Owen beim Malen

THOMAS BERGMANN/POLYFILM VERLEIH

Dokumentarfilm

"Life, Animated" - Mit Disneys Klassikern zurück ins Leben

Im Alter von drei Jahren erkrankte Owen Suskind an regressivem Autismus, hörte auf zu sprechen und zog sich völlig in sich zurück. Der Oscar-nominierte Dokumentarfilm "Life, Animated" zeigt, wie er ausgerechnet mit Hilfe von Disneys Zeichentrickklassikern erneut lernte, mit der Außenwelt zu kommunizieren.

Morgenjournal, 04.07.2017

Animierte Figuren mit animierenden Stimmen

Owen sei einfach verschwunden, von einem Tag auf den anderen sei von dem Dreijährigen so wie er ihn gekannt hatte, nichts mehr übrig gewesen. So beschreibt Ron Suskind im Film den Krankheitsausbruch bei seinem Sohn. Jahrelang war keinerlei Kommunikation mit Owen möglich, der seine Tage zumeist vor dem Fernseher verbrachte und seine geliebten Disney-Filmen schaute. Bis die Familie eines Tages durch Zufall bemerkte, dass Owen in die Rolle von Disney-Figuren schlüpfte und mit deren Worten kommunizierte.

Zeichnung von Owen

POLYFILM VERLEIH

Zeichnung von Owen

Ron Suskind: "Owen hat schließlich unsere ganze Familie in die Rollen von Disney-Figuren gesteckt. Allerdings nicht in die Rolle der Helden: Ich bin kein Held, ich bin der Kumpel des Helden, hat er immer gesagt, denn auf die Kumpel kommt es an. Nur durch sie findet der Held an sein Ziel."

Zwischen George W. Bush und dem König der Löwen

Ron Suskind hat als Journalist für die "New York Times" und das "Wall Street Journal" gearbeitet. Für seine Sozialreportagen hat er 1995 den Pulitzer-Preis gewonnen, später veröffentlichte er Bücher über die Bush- und Obama-Präsidentschaft. Ron Suskind: "Während der letzten zwanzig Jahre geschah es immer wieder, dass ich tagsüber einen Präsidenten interviewt und abends mit meinem Sohn Disney-Szenen nachgespielt habe.

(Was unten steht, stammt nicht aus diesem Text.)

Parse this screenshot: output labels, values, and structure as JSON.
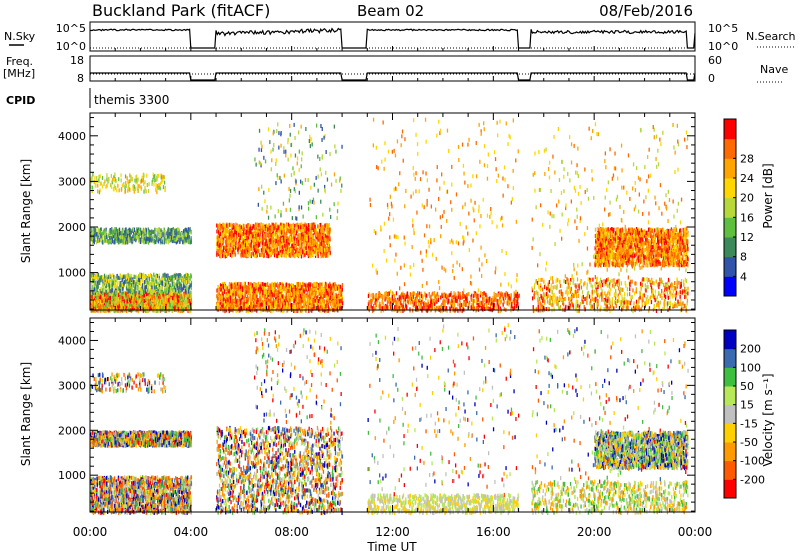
{
  "chart_data": {
    "type": "heatmap",
    "title": {
      "site": "Buckland Park (fitACF)",
      "beam": "Beam 02",
      "date": "08/Feb/2016"
    },
    "header_panels": {
      "sky_search": {
        "left_label": "N.Sky",
        "left_ticks": [
          "10^5",
          "10^0"
        ],
        "right_label": "N.Search",
        "right_ticks": [
          "10^5",
          "10^0"
        ]
      },
      "freq_nave": {
        "left_label_1": "Freq.",
        "left_label_2": "[MHz]",
        "left_ticks": [
          "18",
          "8"
        ],
        "right_label": "Nave",
        "right_ticks": [
          "60",
          "0"
        ]
      },
      "cpid": {
        "label": "CPID",
        "value": "themis 3300"
      }
    },
    "data_gaps_hours": [
      [
        4.0,
        5.0
      ],
      [
        10.0,
        11.0
      ],
      [
        17.0,
        17.5
      ],
      [
        23.7,
        24.0
      ]
    ],
    "xaxis": {
      "label": "Time UT",
      "ticks": [
        "00:00",
        "04:00",
        "08:00",
        "12:00",
        "16:00",
        "20:00",
        "00:00"
      ],
      "range_hours": [
        0,
        24
      ]
    },
    "yaxis": {
      "label": "Slant Range [km]",
      "ticks": [
        1000,
        2000,
        3000,
        4000
      ],
      "range_km": [
        180,
        4500
      ]
    },
    "panels": [
      {
        "quantity": "power",
        "colorbar_label": "Power [dB]",
        "colorbar_ticks": [
          "4",
          "8",
          "12",
          "16",
          "20",
          "24",
          "28"
        ],
        "colors": [
          "#0000ff",
          "#2f54a8",
          "#3c8a5a",
          "#5fbf3f",
          "#b6d83a",
          "#ffd700",
          "#ffa500",
          "#ff6a00",
          "#ff0000"
        ],
        "scatter_regions": [
          {
            "t": [
              0.0,
              4.0
            ],
            "r": [
              200,
              600
            ],
            "color_range": [
              3,
              8
            ],
            "density": "high"
          },
          {
            "t": [
              0.0,
              4.0
            ],
            "r": [
              600,
              1000
            ],
            "color_range": [
              1,
              5
            ],
            "density": "medium"
          },
          {
            "t": [
              0.0,
              4.0
            ],
            "r": [
              1700,
              2000
            ],
            "color_range": [
              1,
              4
            ],
            "density": "medium"
          },
          {
            "t": [
              0.0,
              3.0
            ],
            "r": [
              2800,
              3200
            ],
            "color_range": [
              3,
              6
            ],
            "density": "low"
          },
          {
            "t": [
              5.0,
              10.0
            ],
            "r": [
              200,
              800
            ],
            "color_range": [
              5,
              8
            ],
            "density": "high"
          },
          {
            "t": [
              5.0,
              9.5
            ],
            "r": [
              1400,
              2100
            ],
            "color_range": [
              5,
              8
            ],
            "density": "high"
          },
          {
            "t": [
              6.5,
              10.0
            ],
            "r": [
              2200,
              4300
            ],
            "color_range": [
              1,
              6
            ],
            "density": "low"
          },
          {
            "t": [
              11.0,
              17.0
            ],
            "r": [
              200,
              600
            ],
            "color_range": [
              6,
              8
            ],
            "density": "medium"
          },
          {
            "t": [
              11.0,
              17.0
            ],
            "r": [
              600,
              4400
            ],
            "color_range": [
              5,
              7
            ],
            "density": "sparse"
          },
          {
            "t": [
              17.5,
              23.7
            ],
            "r": [
              200,
              900
            ],
            "color_range": [
              4,
              8
            ],
            "density": "medium"
          },
          {
            "t": [
              20.0,
              23.7
            ],
            "r": [
              1200,
              2000
            ],
            "color_range": [
              5,
              8
            ],
            "density": "high"
          },
          {
            "t": [
              17.5,
              23.7
            ],
            "r": [
              900,
              4300
            ],
            "color_range": [
              4,
              7
            ],
            "density": "sparse"
          }
        ]
      },
      {
        "quantity": "velocity",
        "colorbar_label": "Velocity [m s⁻¹]",
        "colorbar_ticks": [
          "-200",
          "-100",
          "-50",
          "-15",
          "15",
          "50",
          "100",
          "200"
        ],
        "colors": [
          "#ff0000",
          "#ff5a00",
          "#ff9a00",
          "#ffd000",
          "#c0c0c0",
          "#b6e85a",
          "#3fbf3f",
          "#3a6ab0",
          "#0000c0"
        ],
        "scatter_regions": [
          {
            "t": [
              0.0,
              4.0
            ],
            "r": [
              200,
              1000
            ],
            "color_range": [
              0,
              8
            ],
            "density": "high"
          },
          {
            "t": [
              0.0,
              4.0
            ],
            "r": [
              1700,
              2000
            ],
            "color_range": [
              0,
              8
            ],
            "density": "high"
          },
          {
            "t": [
              0.0,
              3.0
            ],
            "r": [
              2900,
              3300
            ],
            "color_range": [
              0,
              8
            ],
            "density": "low"
          },
          {
            "t": [
              5.0,
              10.0
            ],
            "r": [
              200,
              2100
            ],
            "color_range": [
              0,
              8
            ],
            "density": "high"
          },
          {
            "t": [
              6.5,
              10.0
            ],
            "r": [
              2200,
              4300
            ],
            "color_range": [
              0,
              8
            ],
            "density": "low"
          },
          {
            "t": [
              11.0,
              17.0
            ],
            "r": [
              200,
              600
            ],
            "color_range": [
              3,
              5
            ],
            "density": "medium"
          },
          {
            "t": [
              11.0,
              17.0
            ],
            "r": [
              600,
              4400
            ],
            "color_range": [
              0,
              8
            ],
            "density": "sparse"
          },
          {
            "t": [
              17.5,
              23.7
            ],
            "r": [
              200,
              900
            ],
            "color_range": [
              2,
              6
            ],
            "density": "medium"
          },
          {
            "t": [
              20.0,
              23.7
            ],
            "r": [
              1200,
              2000
            ],
            "color_range": [
              2,
              8
            ],
            "density": "high"
          },
          {
            "t": [
              17.5,
              23.7
            ],
            "r": [
              900,
              4300
            ],
            "color_range": [
              0,
              8
            ],
            "density": "sparse"
          }
        ]
      }
    ]
  }
}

Und die abendlichen Gespräche kamen mir oft wirklicher vor als die untertags."

Lebbare Geschichten

Eineinhalb Jahre lang begleitete der Dokumentarfilmer Roger Ross Williams Owen und seine Familie. Beim Dreh war Owen Anfang zwanzig, hatte gerade seine erste Freundin und war im Begriff in eine betreute Wohngemeinschaft zu ziehen. "Life, animated" beobachtet Owen bei seinem Weg in die Selbständigkeit, versucht gleichzeitig aber auch, die Welt durch seine Augen und damit durch die Augen von Disney-Figuren zu zeigen.

Als Ron Suskind damals begriff, wie Owen sich die Welt mittels seiner Lieblingsfilme erklärte, fiel ihm auf, wie den Politikern weltweit die Vorstellungskraft abhandengekommen war. Während die großen politischen Führer der Geschichte noch alle Zukunftsbilder entworfen hatten, die so lebendig waren, dass man sich darin bewegen konnte.

Ron Suskind: "Barack Obama hat mir 2011 in einem ziemlich hart geführten Interview im Weißen Haus gestanden, dass ihm seine Geschichte abhandengekommen sei. Ich bin nicht wegen meiner Haltung im Irak-Krieg oder zur sozialen Sicherheit Präsident geworden, meinte er damals, sondern weil ich den Menschen gesagt habe, wer sie sind und in welche Richtung unser Land gehen soll. Aber diese Geschichte, die ich als Kandidat erzählt habe, ist mir später während meiner Präsidentschaft verloren gegangen."

Ganz pathosfrei ist "Life, animated" nicht, das verzeiht man dem Film aber gerne, weil er es schafft mit einigen Vorurteilen in Sachen Autismus aufzuräumen und zeigt, welche Potentiale eine Geschichte entfalten kann, wenn sie nur am richtigen Ort und zur richtigen Zeit erzählt wird.